Les entreprises ont des ressources limitées pour gérer leurs risques et le CA est le garant de leur optimisation. L’une des priorités majeures du Conseil d’Administration est de s’assurer que les risques pour l’Organisations sont correctement gérés. Lors de votre présentation, vous devez vous assurer que votre stratégie de cybersécurité aura un impact durable sur l’Entreprise. Concentrez-vous donc sur les principales stratégies qui peuvent vous aider à améliorer votre situation en matière de cybersécurité et à renforcer vos défenses contre les menaces et les intrusions.

En adoptant une approche de gestion des risques, vous serez mieux compris des administrateurs. C’est un des sujets auxquels ils sont très sensibles et qu’ils maîtrisent parfaitement.

Expliquez clairement ce que vous essayez de réaliser

En introduction essayez de bien faire comprendre aux administrateurs la raison de votre présence devant eux. Avant de commencer votre présentation, assurez-vous donc d’expliquer clairement quel est votre objectif :

  • S’agit-il d’une nouvelle orientation stratégique en matière de cybersécurité?
  • Avez-vous besoin de plus de budget pour certaines acquisitions?
  • Devrez-vous embaucher des ressources supplémentaires et obtenir leur approbation?
  • Avez-vous besoin que le CA examine et approuve une nouvelle politique relative à la sécurité?

Les membres du conseil d’administration doivent avoir une compréhension claire de ce que vous essayez d’obtenir de leur part.

Argumentez en vous appuyant sur de chiffres significatifs et justes

Collectez des faits et des chiffres. Et surtout préparez-vous à répondre de façon précise aux questions.

Il est probable que les membres du Conseil d’administration poseront des questions spécifiques sur la situation actuelle de l’organisation en matière de cybersécurité, son évolution au fil des dernières années et la manière dont ils peuvent mesurer le niveau d’exposition au risque.

Assurez-vous de trouver des chiffres et des statistiques pertinents pour faire valoir votre point de vue. Par exemple, la stratégie de cybersécurité proposée peut nécessiter un budget supplémentaire de 8%, mais vous obtenez un retour sur investissement mesurable car votre exposition au risque sera réduite de 25%. La connaissance des chiffres significatifs et vérifiables constituera un argument clé pour convaincre le conseil.

Proposez des solutions concrètes

Soulever un problème est une chose, proposer une solution en est une autre.


Souvent les managers des départements ou des équipes viennent me voir en me disant « J’ai un problème ». Et j’ai l’habitude de leur répondre « Alors va le résoudre, et reviens me voir lorsque tu auras des solutions à me proposer ». Le CA n’est pas là pour vous aider à résoudre vos défis. Il a seulement pour rôle d’entériner une des solutions que vous lui proposez.

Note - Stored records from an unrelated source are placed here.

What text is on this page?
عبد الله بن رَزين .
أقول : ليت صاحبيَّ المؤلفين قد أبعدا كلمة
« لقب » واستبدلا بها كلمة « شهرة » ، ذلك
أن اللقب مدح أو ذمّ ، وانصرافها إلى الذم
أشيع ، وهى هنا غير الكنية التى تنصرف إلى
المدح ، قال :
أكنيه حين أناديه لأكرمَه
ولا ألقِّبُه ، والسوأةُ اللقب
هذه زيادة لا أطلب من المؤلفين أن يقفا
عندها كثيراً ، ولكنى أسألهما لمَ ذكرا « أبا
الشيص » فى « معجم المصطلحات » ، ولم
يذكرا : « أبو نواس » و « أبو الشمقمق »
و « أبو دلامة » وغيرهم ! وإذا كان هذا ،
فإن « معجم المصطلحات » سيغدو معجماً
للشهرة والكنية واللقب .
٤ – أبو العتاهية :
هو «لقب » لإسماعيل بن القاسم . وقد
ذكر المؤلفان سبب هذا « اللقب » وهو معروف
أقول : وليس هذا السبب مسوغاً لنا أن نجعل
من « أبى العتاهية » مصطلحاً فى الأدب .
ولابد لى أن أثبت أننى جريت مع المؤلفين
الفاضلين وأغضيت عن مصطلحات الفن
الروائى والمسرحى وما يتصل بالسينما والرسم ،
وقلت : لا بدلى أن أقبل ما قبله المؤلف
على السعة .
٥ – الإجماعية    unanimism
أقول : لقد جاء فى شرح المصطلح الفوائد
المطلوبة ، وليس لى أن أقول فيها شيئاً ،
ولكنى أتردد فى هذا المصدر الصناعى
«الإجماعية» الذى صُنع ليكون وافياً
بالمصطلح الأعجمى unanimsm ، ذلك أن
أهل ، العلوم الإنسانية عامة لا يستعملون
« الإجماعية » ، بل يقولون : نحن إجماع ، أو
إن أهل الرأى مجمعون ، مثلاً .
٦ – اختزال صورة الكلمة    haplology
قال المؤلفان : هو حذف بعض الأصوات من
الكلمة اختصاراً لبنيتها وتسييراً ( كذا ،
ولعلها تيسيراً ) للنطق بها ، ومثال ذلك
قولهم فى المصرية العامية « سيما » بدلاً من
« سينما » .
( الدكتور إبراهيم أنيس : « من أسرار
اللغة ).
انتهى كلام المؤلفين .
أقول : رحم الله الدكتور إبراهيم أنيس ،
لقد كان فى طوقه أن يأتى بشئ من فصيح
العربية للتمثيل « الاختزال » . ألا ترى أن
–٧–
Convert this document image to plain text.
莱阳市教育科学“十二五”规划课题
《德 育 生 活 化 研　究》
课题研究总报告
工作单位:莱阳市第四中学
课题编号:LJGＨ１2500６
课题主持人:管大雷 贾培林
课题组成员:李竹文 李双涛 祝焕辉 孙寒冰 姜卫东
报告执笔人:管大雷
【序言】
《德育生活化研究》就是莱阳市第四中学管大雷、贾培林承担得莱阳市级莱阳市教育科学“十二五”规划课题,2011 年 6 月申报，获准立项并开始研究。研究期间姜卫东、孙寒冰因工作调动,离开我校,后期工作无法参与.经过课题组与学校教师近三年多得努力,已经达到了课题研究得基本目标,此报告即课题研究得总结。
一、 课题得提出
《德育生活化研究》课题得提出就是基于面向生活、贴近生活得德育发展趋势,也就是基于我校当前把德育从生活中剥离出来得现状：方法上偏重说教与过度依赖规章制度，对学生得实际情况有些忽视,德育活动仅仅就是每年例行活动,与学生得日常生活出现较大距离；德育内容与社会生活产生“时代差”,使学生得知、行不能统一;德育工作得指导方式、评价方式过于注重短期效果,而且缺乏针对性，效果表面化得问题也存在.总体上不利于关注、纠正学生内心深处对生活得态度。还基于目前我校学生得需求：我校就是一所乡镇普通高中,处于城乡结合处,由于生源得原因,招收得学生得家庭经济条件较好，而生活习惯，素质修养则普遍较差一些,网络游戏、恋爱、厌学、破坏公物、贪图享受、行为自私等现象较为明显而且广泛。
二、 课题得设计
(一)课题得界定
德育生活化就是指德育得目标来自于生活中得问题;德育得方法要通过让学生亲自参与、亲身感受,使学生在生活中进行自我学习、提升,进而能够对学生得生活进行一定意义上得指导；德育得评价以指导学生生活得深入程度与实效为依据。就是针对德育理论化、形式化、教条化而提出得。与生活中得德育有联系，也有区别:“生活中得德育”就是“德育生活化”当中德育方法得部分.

Assurez-vous de ne pas simplement parler de vos défis mais plutôt de mettre en place des solutions concrètes de cybersécurité qui vous faciliteront la vie tout en bénéficiant à l’Organisation. Par exemple, votre présentation pourrait se terminer par une liste de 5 stratégies concrètes que vous prévoyez d’entreprendre. Présentez leur impact budgétaire, leur date de début et de fin, leur impact sur l’activité et le retour sur investissement prévu. Une conversation de haut niveau est un bon point de départ. Cependant seules des solutions concrètes permettront d’apporter un changement durable.

Démontrez le retour sur investissement

Si vous voulez obtenir l’adhésion du CA à votre proposition de stratégie de cybersécurité, assurez-vous d’expliquer clairement comment vous allez rendre compte de vos projets. Et surtout, expliquez comment vous pouvez démontrer le retour sur investissement de votre proposition. Par exemple, vous pouvez décider de mener une évaluation de la situation de la cybersécurité de votre entreprise pour savoir où vous en êtes aujourd’hui et où vous devriez vous situer à la fin de la mise en œuvre.

Une progression mesurable du niveau de maturité de l’Entreprise en matière de cybersécurité peut aider à gagner l’adhésion des membres du conseil d’administration. Ils pourront ainsi être assurés que leur engagement a été payant.

En conclusion…

Pour qu’une stratégie de cybersécurité soit efficace et permette d’opérer un changement durable, le RSSI devra faire preuve d’intelligence pour obtenir l’adhésion de son Conseil d’Administration. Gardez à l’esprit que le temps que vous allez passer devant le CA est limité (généralement moins de 30 minutes). Alors concentrez-vous sur les éléments les plus importants qui éveilleront leur intérêt  et qui sont alignés avec leurs priorités et objectifs permettant d’assurer le succès de l’Entreprise sur le long terme

Si vos arguments sont clairs, pertinents et facilement compréhensibles, liés aux opérations et à la stratégie de l’entreprise, et que vous pouvez démontrer le retour sur investissement de votre proposition de stratégie de cybersécurité, alors vous aurez de meilleures chances d’obtenir le soutien nécessaire pour ce que vous essayez de réaliser.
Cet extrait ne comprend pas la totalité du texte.